The end of the state’s eviction moratorium, which forced the city to continue the camp during the COVID-19 pandemic, allowed the city to close the camp. The camp opened in July 2019 as an alternative shelter for homeless who were evicted from the Chehalis River camp earlier that summer.
“The moratorium ended the last of June,” said Schave. “We immediately went and gave the campers complete notice of what the plan was, and then gave them this amount of time to try to grasp it and make arrangements.”
Schave added that, when the moratorium’s end was looming, he reached out to the Coastal Community Action Program (CCAP) to work with campers on living alternatives.
“For the last two months CCAP has stepped up their efforts,” said Schave. “I asked them a few months ago to reach out to campers as best they can, and they’ve been spending at least two times a week down at the camp trying to do the best they can to make arrangements.”
There was some confusion about the closure at Wednesday’s City Council meeting. Council member Tawni Andrews was the first to mention the closure, stating during the committee of the whole, “What I don’t have is a report from the TASL committee and I wish I did on the closing of the TASL.”
Council member Tiesa Meskis said, “I echo council member Andrews in that it would have been nice to come to this part of our meeting with a report from the ad hoc committee on homelessness on the TASL rather than hearing it from our community.”
City Attorney Patrice Kent, whose last day of employment with the city was Wednesday — she had given notice she was moving on weeks before — acknowledged the misunderstanding.
“I understand your frustration and apologize for not working with you on the notice.

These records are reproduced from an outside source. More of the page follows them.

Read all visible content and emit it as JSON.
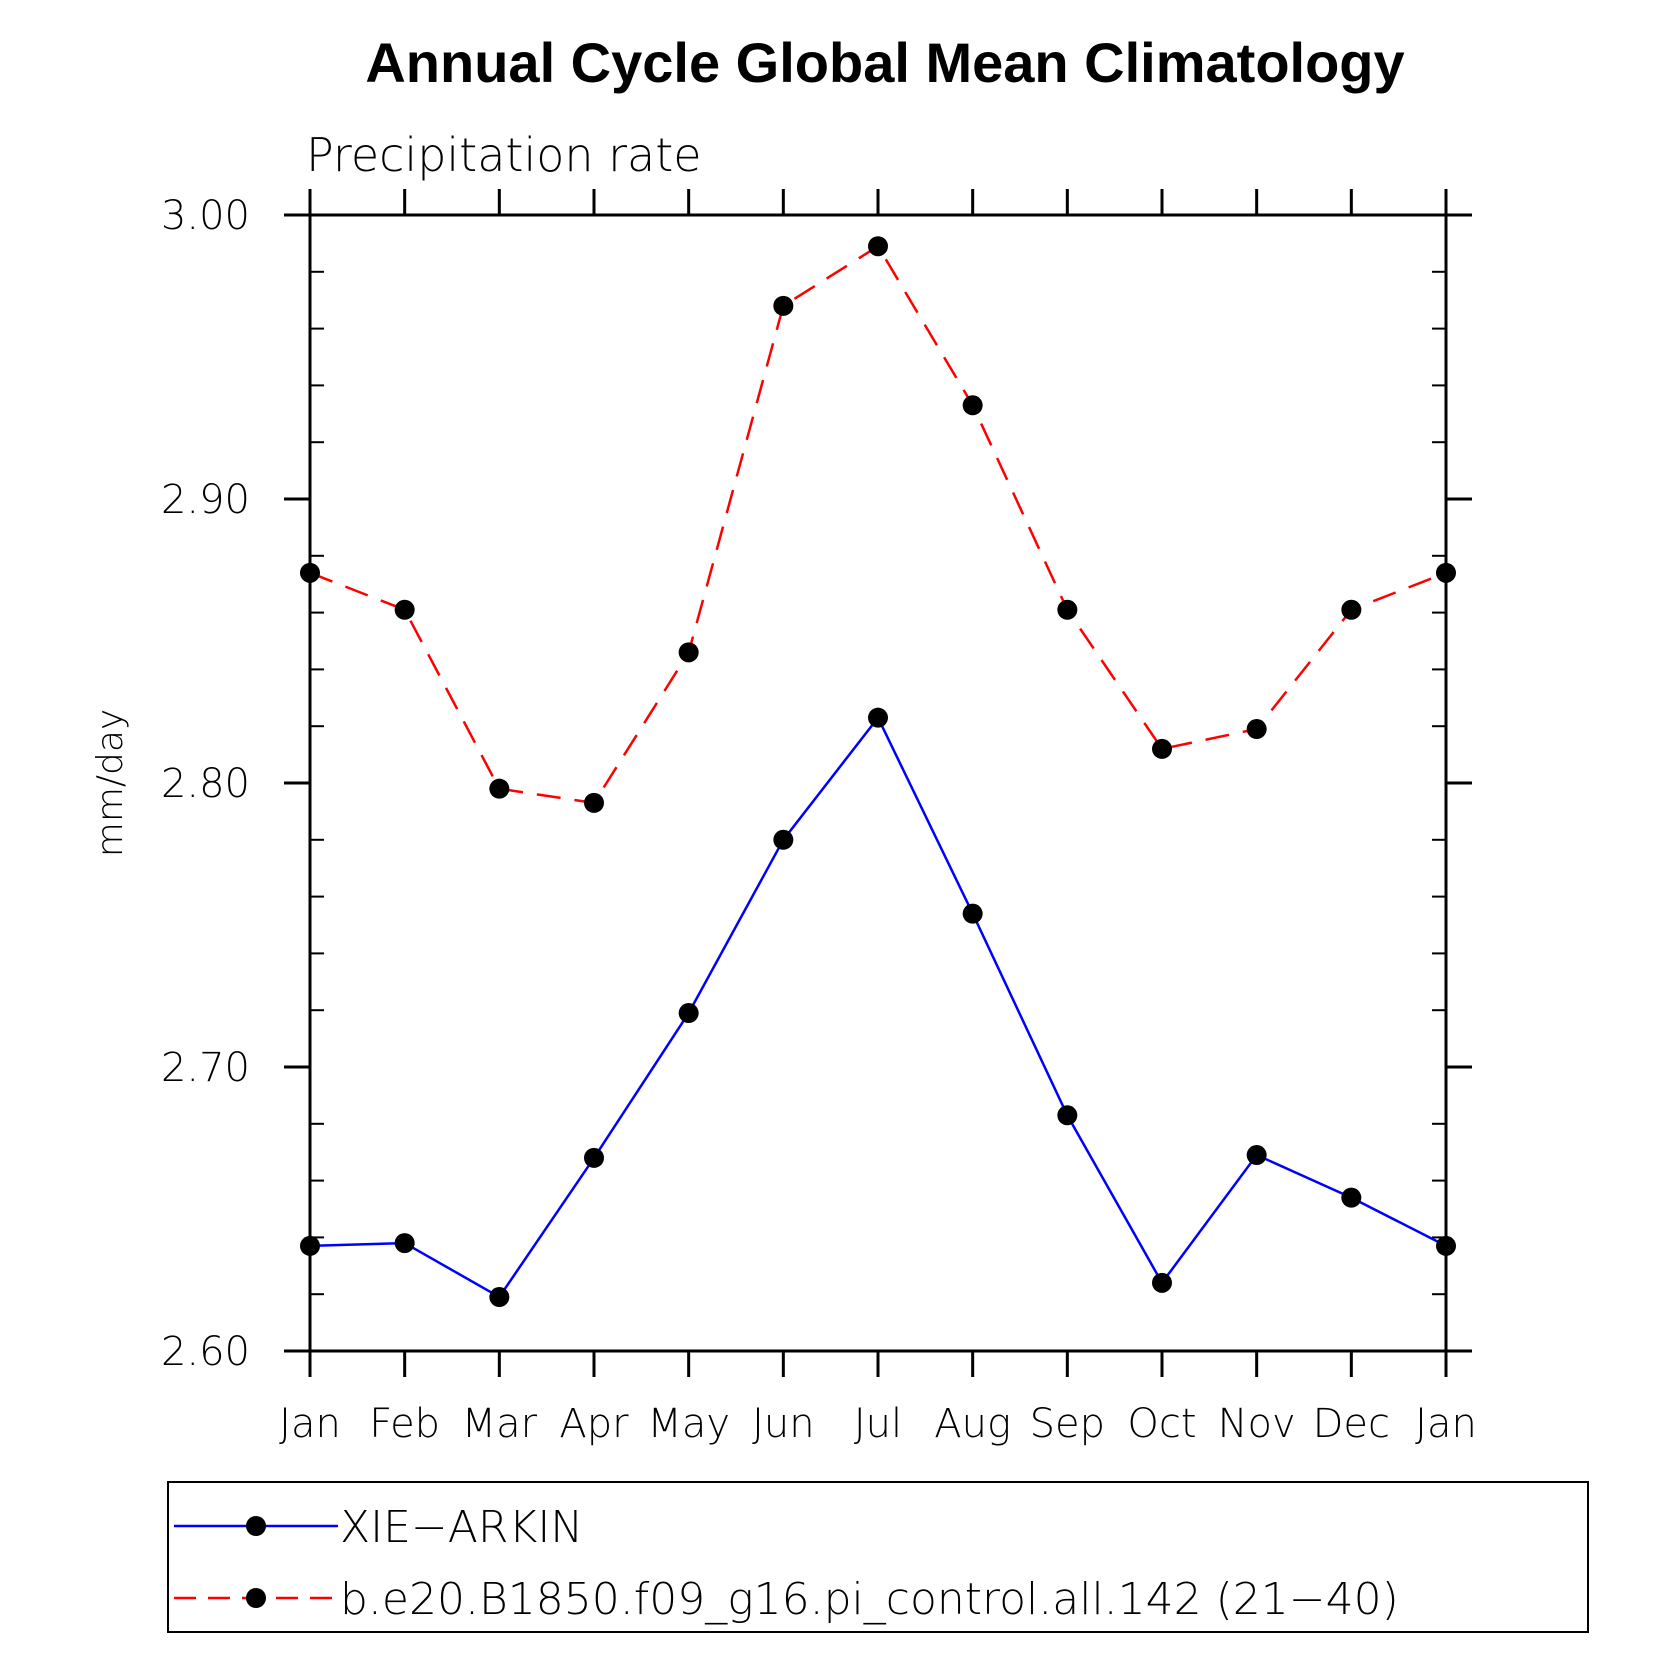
{
  "chart_data": {
    "type": "line",
    "title": "Annual Cycle Global Mean Climatology",
    "subtitle": "Precipitation rate",
    "ylabel": "mm/day",
    "xlabel": "",
    "categories": [
      "Jan",
      "Feb",
      "Mar",
      "Apr",
      "May",
      "Jun",
      "Jul",
      "Aug",
      "Sep",
      "Oct",
      "Nov",
      "Dec",
      "Jan"
    ],
    "ylim": [
      2.6,
      3.0
    ],
    "yticks": [
      "2.60",
      "2.70",
      "2.80",
      "2.90",
      "3.00"
    ],
    "ytick_values": [
      2.6,
      2.7,
      2.8,
      2.9,
      3.0
    ],
    "grid": false,
    "legend_position": "bottom",
    "series": [
      {
        "name": "XIE−ARKIN",
        "color": "#0000ff",
        "dash": "solid",
        "values": [
          2.637,
          2.638,
          2.619,
          2.668,
          2.719,
          2.78,
          2.823,
          2.754,
          2.683,
          2.624,
          2.669,
          2.654,
          2.637
        ]
      },
      {
        "name": "b.e20.B1850.f09_g16.pi_control.all.142 (21−40)",
        "color": "#ff0000",
        "dash": "dashed",
        "values": [
          2.874,
          2.861,
          2.798,
          2.793,
          2.846,
          2.968,
          2.989,
          2.933,
          2.861,
          2.812,
          2.819,
          2.861,
          2.874
        ]
      }
    ]
  }
}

It was my understanding that our direction from the council was as soon as the eviction moratorium was lifted to immediately take action on the closure, which was first initiated in April of last year,” Kent said. “I had heard periodically that as soon as the eviction moratorium was lifted then we, the staff, were directed to close the camp.”
Schave said the council did vote in April 2020 to close the camp effective May 15, 2020.
“So the council was all in favor of closing the camp way back then and we weren’t able to because of COVID,” he said.
Word of the proposed closure then made its way to the state Attorney General’s Office, which informed the city it could not close the camp while the governor’s eviction moratorium was in place.
The camp has cost the city around $20,000 a month to operate over the course of two years, the bulk of that spent on security. The camp’s footprint was shrunk earlier this year as usage dropped to just over 20 campers, and Schave said the cost had been reduced to between $17,000 and $18,000 a month.
“Fortunately, the state Department of Commerce put out some CARES Act funds and made them available for this type of use,” said Schave, which helped cover costs over the past year during the eviction moratorium.